University of Delaware recommends potassium (K) applications for low (0-70 ppm) and medium (71-140 ppm) soil test categories. However, soils in Delaware may have K that is not accounted for in a normal soil test, with minerals slowly release K over the growing season. Some of this was established by UD soil chemists in the 1980s, who observed high total K (not all plant available) in our soils, particularly in the sand fraction (https://www1.udel.edu/soilchem/Parker89SSSAJa.pdf). This means that some soils may need less K than is recommended by a regular soil test.

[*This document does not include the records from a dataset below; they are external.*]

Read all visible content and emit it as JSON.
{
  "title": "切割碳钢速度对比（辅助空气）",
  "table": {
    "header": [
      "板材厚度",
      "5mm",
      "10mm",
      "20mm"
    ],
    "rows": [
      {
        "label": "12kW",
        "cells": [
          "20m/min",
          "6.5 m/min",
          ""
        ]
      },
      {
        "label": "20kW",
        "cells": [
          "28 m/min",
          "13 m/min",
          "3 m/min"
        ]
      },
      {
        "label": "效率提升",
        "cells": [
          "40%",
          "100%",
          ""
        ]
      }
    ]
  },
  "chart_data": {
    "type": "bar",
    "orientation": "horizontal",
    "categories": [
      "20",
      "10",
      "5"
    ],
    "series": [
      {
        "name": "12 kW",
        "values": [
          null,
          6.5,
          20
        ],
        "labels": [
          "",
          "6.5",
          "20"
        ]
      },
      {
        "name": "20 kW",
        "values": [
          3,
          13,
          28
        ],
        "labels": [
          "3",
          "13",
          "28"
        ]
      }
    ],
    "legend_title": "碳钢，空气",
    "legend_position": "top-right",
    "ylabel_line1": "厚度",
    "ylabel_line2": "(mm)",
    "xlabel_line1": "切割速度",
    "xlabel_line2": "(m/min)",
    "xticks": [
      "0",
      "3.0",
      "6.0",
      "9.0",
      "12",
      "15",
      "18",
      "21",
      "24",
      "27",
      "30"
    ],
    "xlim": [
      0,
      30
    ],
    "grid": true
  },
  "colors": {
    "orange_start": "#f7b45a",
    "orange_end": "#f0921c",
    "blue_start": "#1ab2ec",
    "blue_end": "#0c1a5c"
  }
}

Some recent studies at UD, including K rates and split applied K have observed limited responses to K applications. For six corn K-rate studies at UD (2021-2023), a response to K was only observed in one field, even though fields were in the low to medium soil test range (52-142 ppm K.)  For split applied K studies (pre-plant and in season), a yield response was also not observed for both corn and soybeans in 2019 and 2020, although K uptake could increase.

In 2023, the Delaware Soybean Board sponsored a project observing K applications across soils with varying cation exchange capacity (CEC), which controls nutrient holding in the soil. One of our research farms (Figure 1a) has a zone in the field with very low CEC’s (< 4 meq/100g), that will hold less K and promote leaching. This field had very low K concentrations (20 – 50 ppm) where K was applied at two rates (0 and 60 lbs K2O) in high and low CEC zones. While CEC had a large effect on yields (Figure 1b), applying K did not have any statistically significant effect.

Figure 1: a) A map of soil cation exchange capacity (CEC) at our research farm in Harbeson, DE and b) yields based on CEC (> or < 4) and K applications (0 or 60 lbs K2O). Yields were only significantly greater based on CEC.

This implies that our research farm has additional K not being picked up by a soil test, and we should be more concerned with soil variability and low CEC. Managing CEC is difficult since it is an inherent property of the soil that can only realistically be improved with increased organic matter.

The overall point is that your sandy, Delaware soils may provide more K than you are aware of. The only way to be sure is through soil and tissue testing combined with varying potash applications (can be small areas) to predict field K supplies.